My friend interviewed Smarc as part of a piece about podcasting. After the piece aired, Smarc wrote an email to my friend, personally. It was in the characteristic eight word style, but this one was a shitty little email about how much he thought the piece sucked. My friend, who was a HOOOOGE Smaron fan, asked for clarification. Smaron gave a list of complaints, and when my friend offered a reasonable explanation and even apology, Smaron wrote one, final, shitty little email about how, oh, he got it, the piece was meant to cover ground that other, better reporters had covered two years ago.
And suddenly the hostile attitudes of Michael Ian Black, and Michael Showalter, and Mike Birbiglia on their respective interviews on WTF all made sense. All that baggage, all that hurt history. I had fallen in love with Smarc and the podcast because I believed I was listening to a person walking the lonely bracing path of enlightenment. I believed that the hostility of the Michaels was rightly meant for the old Smarc, a Smarc who no longer existed. But, no. That Smarc is right here, ready to turn on anyone who dare tread on a whisper-thin hair trigger ego. He keeps a Google alert on his name, which is why this sclever snaming stuff.
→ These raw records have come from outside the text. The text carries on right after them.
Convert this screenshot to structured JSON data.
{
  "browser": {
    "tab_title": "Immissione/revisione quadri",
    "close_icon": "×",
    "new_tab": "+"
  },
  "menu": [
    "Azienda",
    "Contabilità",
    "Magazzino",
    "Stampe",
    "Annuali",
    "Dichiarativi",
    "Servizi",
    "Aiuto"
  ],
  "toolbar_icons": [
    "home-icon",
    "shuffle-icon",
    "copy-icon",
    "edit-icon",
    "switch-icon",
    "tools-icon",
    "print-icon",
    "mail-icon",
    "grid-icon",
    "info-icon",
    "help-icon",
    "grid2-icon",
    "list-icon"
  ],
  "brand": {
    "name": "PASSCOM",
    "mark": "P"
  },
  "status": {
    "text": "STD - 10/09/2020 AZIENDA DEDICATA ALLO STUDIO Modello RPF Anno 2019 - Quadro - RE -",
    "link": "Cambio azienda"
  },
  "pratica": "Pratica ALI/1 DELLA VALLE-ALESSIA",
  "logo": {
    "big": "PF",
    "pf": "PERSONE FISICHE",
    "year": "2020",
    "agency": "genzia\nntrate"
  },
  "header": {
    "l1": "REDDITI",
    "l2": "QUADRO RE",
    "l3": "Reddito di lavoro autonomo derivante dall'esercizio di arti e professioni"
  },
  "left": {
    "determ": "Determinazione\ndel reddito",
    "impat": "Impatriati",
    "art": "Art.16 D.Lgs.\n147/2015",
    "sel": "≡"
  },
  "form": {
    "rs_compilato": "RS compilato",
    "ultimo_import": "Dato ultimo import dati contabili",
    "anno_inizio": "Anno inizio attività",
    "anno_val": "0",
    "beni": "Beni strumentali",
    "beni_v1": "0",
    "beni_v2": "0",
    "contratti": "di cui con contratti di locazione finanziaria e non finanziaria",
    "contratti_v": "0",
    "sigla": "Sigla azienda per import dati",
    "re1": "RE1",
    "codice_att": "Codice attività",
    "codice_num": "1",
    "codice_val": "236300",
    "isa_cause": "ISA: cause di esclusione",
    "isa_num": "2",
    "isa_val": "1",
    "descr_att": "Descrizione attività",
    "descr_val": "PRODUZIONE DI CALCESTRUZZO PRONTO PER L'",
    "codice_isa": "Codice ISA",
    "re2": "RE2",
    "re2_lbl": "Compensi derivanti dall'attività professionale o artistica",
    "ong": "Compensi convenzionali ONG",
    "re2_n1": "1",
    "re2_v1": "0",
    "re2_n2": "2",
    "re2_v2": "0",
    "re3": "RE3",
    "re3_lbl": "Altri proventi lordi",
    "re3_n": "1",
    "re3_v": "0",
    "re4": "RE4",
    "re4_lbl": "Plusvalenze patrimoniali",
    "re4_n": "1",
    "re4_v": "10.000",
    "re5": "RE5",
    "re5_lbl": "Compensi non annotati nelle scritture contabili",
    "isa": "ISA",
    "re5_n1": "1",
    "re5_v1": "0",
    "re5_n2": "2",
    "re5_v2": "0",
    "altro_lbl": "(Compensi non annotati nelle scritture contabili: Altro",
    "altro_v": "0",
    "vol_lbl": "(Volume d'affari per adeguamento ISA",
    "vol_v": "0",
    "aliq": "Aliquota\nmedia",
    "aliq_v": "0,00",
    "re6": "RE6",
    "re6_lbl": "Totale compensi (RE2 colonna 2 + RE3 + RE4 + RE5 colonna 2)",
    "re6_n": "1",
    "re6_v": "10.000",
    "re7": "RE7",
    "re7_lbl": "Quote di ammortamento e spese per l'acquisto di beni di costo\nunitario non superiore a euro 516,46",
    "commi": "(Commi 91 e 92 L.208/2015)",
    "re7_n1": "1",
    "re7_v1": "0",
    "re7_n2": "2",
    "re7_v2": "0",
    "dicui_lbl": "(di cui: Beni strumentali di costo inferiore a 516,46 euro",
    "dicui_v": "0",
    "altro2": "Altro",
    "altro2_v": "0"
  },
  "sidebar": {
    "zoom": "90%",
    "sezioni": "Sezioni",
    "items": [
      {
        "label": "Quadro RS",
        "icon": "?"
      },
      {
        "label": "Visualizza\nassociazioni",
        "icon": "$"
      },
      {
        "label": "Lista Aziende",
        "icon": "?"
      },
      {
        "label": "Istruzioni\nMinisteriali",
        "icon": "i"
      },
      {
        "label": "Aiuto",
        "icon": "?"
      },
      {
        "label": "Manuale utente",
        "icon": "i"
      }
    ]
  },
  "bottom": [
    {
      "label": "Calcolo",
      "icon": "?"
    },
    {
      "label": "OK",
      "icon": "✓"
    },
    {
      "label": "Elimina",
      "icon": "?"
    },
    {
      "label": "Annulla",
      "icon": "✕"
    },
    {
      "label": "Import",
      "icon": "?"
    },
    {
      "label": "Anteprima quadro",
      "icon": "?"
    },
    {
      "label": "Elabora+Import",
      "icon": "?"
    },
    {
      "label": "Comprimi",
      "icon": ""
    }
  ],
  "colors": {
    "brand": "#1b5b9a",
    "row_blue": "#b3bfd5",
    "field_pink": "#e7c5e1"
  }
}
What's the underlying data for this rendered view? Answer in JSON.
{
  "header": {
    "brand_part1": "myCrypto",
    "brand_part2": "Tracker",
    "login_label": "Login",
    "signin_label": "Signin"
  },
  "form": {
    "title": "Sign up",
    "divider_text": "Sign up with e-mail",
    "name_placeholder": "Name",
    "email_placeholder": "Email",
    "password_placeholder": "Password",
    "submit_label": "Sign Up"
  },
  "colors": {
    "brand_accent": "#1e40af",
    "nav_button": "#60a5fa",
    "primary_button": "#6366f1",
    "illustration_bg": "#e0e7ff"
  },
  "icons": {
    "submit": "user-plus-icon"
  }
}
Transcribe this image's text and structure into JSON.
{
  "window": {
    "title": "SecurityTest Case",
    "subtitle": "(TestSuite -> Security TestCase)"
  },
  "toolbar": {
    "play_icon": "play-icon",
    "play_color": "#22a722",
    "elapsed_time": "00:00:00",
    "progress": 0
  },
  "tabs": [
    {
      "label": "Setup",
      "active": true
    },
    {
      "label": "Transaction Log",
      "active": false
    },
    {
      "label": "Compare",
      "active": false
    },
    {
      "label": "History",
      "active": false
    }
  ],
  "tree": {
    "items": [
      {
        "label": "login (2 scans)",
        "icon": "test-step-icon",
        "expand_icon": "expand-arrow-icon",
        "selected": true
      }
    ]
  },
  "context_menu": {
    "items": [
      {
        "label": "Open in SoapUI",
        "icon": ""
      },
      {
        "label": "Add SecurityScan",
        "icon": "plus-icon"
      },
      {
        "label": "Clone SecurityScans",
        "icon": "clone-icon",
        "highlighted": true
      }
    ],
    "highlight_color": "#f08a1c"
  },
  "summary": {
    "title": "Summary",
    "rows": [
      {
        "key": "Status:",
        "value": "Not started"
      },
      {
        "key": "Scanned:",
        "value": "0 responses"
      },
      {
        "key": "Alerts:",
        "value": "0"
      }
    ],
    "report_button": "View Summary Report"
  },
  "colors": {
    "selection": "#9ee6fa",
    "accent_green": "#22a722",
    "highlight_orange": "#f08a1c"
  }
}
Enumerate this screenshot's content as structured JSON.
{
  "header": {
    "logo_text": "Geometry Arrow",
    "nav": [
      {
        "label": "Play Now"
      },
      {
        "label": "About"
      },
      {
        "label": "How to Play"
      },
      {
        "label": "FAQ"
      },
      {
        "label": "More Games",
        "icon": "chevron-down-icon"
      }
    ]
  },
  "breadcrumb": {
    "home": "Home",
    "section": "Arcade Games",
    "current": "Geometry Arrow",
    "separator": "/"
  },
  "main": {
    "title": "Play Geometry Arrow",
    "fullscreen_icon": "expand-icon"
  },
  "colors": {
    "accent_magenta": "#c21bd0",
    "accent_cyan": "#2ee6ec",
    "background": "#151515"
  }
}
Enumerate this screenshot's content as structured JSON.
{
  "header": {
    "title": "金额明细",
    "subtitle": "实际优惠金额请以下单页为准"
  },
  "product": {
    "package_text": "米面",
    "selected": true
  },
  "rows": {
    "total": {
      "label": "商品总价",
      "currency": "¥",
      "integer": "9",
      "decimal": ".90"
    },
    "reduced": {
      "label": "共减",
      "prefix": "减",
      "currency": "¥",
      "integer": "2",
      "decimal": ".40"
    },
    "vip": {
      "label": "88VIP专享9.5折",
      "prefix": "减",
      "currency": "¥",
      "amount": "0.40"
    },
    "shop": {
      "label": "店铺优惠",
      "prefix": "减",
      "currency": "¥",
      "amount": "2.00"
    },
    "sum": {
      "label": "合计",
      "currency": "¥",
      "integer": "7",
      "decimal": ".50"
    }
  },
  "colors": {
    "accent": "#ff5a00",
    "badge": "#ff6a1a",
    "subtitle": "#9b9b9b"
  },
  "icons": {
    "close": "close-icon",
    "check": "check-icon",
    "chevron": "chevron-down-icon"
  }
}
So. That's it. We're done. I recycled the poster. I tossed out the page he'd signed in my notebook. He'd signed it, “We good?” No. We are not good. I gave away the t-shirt. I unsubscribed from the newsletter and the podcast. I unfollowed him on Twitter. I use his book to prop up my air conditioner. It was rough. But time has passed. I think I could love again, Jesse Thorn.
Interesting notes: Doughty and Smaron have both had serious substance abuse problems, and I came to love them during their sobriety. Something about having looked so deeply into the darkness, and pulled out of it. I had thought Jesse might be my first spiritual boyfriend who could casually kick back with a beer, but then it came up in the podcast that he doesn't drink (!). Still not sure of the reason why, but I feel all the more confident in the spiritual attraction.
Also, Doughty and Smaron are friends, dating back to Smaron's Air America days, and Smaron and Jesse Thorn are friends, prossibly just by virtue of being fellow podcasters in the same part of LA. So there's a disorienting feeling in all of this that that I'm making my way through a friend group.
To clarify: Jesse Thorn's wife Theresa, nor his other wife Jordan Morris, nor Marcel's prior claim on him: none of these interfere with the spiritual relationship. If anything, they enhance it. I love knowing that my spiritual boyfriend is well-loved! My inner ethically polyamorous self runs free. (side note: I have a friend who gets annoyed every time I self-identify as a slut. “You are not a slut! You are a serial monogamist!” she says. She's correct. I am not a practicing slut. I'm a spiritual slut. It's like being a spiritual surgeon)
My spiritual boyfriend also does not interfere with my real-life lovely boyfriend and partner Vlad, nor my other boyfriend, the Cuisinart food processor.
EDIT: Vlad would like to add that he's pleased he was at least mentioned in this post.